Orrin Sterba doesn't know why police were looking for him or why an officer tasered him three times.
He says he was asleep in his father's Omaha home last July 6th. Sterba says his girlfriend let officers in the house and three of them entered the room where he was sleeping. Then, according to Sterba, one of the officers tasered him three times while the other two were cuffing him.
"The next thing I know I'm being tasered, handcuffed and taken away in a police car and I even asked them when I got outside, why didn't you just try and wake me up?" asks the 53-year-old Sterba.
"I'm sleeping and you attack me and then you come out and tell me you're sorry."
Omaha police say that didn’t happen.
According to their records, it occurred on June 28th and Sterba was suspected of shoplifting.
He was cited, there was no physical confrontation and a check of the officer's taser shows it wasn't used.
In a statement to Channel 6 News, Omaha Police say, "Based on a review of the incident and an audit of the taser, possessed by the only taser certified officer present, it does not appear as if the taser was deployed on this date in question."
Sterba's attorney says he's represented too many people tasered by police and that OPD needs to change the way officers use tasers and the order has to come from the top.
"I have case after case after case where people have come into this office and complained that they've been tased," says Sterba attorney James Martin Davis.
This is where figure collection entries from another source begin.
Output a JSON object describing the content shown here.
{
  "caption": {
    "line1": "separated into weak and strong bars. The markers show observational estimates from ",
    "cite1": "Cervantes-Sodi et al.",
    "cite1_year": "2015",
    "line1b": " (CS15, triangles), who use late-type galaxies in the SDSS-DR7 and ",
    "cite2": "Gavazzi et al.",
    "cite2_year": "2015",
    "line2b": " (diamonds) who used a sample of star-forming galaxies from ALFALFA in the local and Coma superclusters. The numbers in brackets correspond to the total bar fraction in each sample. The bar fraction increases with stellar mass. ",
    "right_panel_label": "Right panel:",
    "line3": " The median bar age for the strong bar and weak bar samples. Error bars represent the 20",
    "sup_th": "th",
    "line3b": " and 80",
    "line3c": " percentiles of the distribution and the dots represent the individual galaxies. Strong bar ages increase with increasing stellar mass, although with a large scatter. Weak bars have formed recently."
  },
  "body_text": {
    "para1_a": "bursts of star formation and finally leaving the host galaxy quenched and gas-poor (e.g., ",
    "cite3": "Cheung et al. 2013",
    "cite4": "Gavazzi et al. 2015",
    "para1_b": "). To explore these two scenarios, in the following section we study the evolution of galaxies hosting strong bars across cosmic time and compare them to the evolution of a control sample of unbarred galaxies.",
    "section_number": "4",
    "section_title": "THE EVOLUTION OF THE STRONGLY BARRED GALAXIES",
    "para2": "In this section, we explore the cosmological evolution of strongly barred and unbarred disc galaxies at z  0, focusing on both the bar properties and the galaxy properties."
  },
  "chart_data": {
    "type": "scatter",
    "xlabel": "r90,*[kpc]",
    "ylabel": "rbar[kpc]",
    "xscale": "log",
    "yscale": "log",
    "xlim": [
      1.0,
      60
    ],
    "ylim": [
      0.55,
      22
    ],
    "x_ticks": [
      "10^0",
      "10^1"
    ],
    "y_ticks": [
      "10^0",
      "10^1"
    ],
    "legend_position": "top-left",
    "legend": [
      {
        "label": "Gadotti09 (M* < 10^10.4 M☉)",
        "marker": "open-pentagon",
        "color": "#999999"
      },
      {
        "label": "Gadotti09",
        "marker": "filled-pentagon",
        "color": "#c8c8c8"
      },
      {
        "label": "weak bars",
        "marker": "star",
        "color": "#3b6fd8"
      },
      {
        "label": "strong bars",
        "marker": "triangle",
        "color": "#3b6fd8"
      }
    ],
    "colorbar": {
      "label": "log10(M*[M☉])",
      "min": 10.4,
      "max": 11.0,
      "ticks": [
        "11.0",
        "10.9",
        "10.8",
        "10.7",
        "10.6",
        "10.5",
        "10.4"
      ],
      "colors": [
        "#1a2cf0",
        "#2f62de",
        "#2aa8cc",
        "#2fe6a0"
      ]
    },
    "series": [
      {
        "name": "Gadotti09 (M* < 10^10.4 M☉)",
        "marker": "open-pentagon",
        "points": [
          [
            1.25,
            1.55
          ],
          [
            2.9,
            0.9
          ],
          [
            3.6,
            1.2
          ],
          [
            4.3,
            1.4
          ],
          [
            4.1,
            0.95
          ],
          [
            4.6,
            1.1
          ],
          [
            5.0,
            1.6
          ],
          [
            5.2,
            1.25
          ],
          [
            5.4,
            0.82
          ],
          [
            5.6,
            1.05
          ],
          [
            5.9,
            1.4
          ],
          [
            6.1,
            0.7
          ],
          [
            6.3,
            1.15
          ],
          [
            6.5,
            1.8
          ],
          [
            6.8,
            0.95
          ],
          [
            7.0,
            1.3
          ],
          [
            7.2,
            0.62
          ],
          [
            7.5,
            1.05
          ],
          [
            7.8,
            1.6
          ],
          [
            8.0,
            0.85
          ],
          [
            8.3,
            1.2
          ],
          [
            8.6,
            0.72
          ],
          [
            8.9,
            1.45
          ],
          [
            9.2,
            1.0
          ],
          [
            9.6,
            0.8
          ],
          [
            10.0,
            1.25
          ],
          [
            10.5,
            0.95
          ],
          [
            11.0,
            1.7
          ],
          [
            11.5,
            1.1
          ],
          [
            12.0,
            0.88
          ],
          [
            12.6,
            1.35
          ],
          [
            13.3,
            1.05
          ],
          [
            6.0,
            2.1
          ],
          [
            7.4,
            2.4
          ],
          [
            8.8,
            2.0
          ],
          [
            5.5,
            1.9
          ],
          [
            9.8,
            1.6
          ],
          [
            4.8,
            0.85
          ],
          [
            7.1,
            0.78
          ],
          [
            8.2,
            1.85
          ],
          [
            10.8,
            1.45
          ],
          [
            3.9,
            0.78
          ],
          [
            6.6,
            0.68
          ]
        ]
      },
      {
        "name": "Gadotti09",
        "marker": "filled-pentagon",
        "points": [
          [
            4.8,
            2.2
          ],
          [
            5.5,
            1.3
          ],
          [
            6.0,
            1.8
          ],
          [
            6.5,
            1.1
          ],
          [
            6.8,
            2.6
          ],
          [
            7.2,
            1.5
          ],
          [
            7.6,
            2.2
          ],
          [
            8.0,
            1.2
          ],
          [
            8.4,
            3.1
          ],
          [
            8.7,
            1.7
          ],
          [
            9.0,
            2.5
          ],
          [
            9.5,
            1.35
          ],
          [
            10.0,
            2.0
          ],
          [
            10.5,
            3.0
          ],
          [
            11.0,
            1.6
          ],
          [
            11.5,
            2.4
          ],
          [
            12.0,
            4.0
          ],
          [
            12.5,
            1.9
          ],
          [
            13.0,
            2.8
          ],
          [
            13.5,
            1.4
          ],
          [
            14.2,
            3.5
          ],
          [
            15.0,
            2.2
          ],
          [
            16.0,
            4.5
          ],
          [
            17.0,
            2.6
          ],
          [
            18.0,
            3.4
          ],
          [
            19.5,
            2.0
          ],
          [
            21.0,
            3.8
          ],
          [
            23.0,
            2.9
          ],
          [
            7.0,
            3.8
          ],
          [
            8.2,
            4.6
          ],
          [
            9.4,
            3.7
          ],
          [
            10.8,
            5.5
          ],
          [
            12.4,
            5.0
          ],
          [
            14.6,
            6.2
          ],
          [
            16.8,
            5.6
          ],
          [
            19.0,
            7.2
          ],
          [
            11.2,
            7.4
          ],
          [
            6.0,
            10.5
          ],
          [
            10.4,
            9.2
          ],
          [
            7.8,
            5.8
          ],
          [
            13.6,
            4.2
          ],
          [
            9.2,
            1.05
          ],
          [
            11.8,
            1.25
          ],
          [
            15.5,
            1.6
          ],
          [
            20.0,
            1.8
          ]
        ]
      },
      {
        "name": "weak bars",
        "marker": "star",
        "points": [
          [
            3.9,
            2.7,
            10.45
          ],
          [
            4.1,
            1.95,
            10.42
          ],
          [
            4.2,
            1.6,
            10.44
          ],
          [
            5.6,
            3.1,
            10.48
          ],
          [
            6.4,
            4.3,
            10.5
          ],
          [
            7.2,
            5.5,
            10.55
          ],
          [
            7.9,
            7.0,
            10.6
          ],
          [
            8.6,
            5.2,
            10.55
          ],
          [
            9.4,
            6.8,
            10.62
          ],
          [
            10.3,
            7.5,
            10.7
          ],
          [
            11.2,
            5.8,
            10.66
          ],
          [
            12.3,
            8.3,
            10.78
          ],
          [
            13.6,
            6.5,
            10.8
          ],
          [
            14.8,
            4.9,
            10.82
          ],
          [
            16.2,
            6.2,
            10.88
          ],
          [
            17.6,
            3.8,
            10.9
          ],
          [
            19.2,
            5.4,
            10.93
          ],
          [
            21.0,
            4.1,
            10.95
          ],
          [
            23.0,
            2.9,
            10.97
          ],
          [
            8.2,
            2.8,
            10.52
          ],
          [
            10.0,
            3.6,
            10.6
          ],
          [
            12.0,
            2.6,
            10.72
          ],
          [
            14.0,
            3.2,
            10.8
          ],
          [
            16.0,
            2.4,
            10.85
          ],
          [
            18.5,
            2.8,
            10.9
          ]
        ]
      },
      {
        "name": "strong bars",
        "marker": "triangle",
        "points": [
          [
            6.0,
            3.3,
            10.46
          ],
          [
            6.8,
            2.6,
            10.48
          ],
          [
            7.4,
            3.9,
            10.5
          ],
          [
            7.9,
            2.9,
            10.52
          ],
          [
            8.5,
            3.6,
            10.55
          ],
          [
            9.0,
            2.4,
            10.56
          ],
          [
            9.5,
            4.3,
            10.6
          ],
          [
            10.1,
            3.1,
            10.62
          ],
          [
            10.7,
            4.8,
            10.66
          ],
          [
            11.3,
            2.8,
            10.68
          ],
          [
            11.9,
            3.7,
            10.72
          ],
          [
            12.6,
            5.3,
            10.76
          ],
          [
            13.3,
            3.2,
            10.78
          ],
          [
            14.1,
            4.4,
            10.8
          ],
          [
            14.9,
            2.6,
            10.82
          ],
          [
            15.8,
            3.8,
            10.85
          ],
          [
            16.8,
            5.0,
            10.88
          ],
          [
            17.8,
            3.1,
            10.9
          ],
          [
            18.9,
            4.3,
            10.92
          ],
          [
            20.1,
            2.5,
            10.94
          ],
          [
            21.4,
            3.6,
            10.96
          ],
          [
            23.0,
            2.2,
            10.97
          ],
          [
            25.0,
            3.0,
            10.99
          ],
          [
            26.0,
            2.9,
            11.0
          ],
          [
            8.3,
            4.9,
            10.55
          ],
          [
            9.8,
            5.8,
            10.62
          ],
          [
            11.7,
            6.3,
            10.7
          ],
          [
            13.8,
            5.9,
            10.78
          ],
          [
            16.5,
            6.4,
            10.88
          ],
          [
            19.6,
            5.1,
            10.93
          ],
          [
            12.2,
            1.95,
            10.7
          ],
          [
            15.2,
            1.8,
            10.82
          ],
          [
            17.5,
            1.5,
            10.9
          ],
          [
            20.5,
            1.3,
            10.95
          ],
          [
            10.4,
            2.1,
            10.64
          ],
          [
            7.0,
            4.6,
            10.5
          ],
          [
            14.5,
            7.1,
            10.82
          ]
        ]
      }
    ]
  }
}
"If the mayor doesn't do something to bring in the police department with respect to this case, he's going to need a few more million dollars for something other than the stadium."
What happens next may be in the last line of the OPD statement, which says if Mr. Sterba wants to pursue legal action, he can contact the city law department.
Davis says the police department's credibility is at stake and he's calling on the department to release the names of the officers involved as well as all police reports.
In a news conference late Thursday afternoon, Davis presented a witness who claims he saw Sterba get tasered.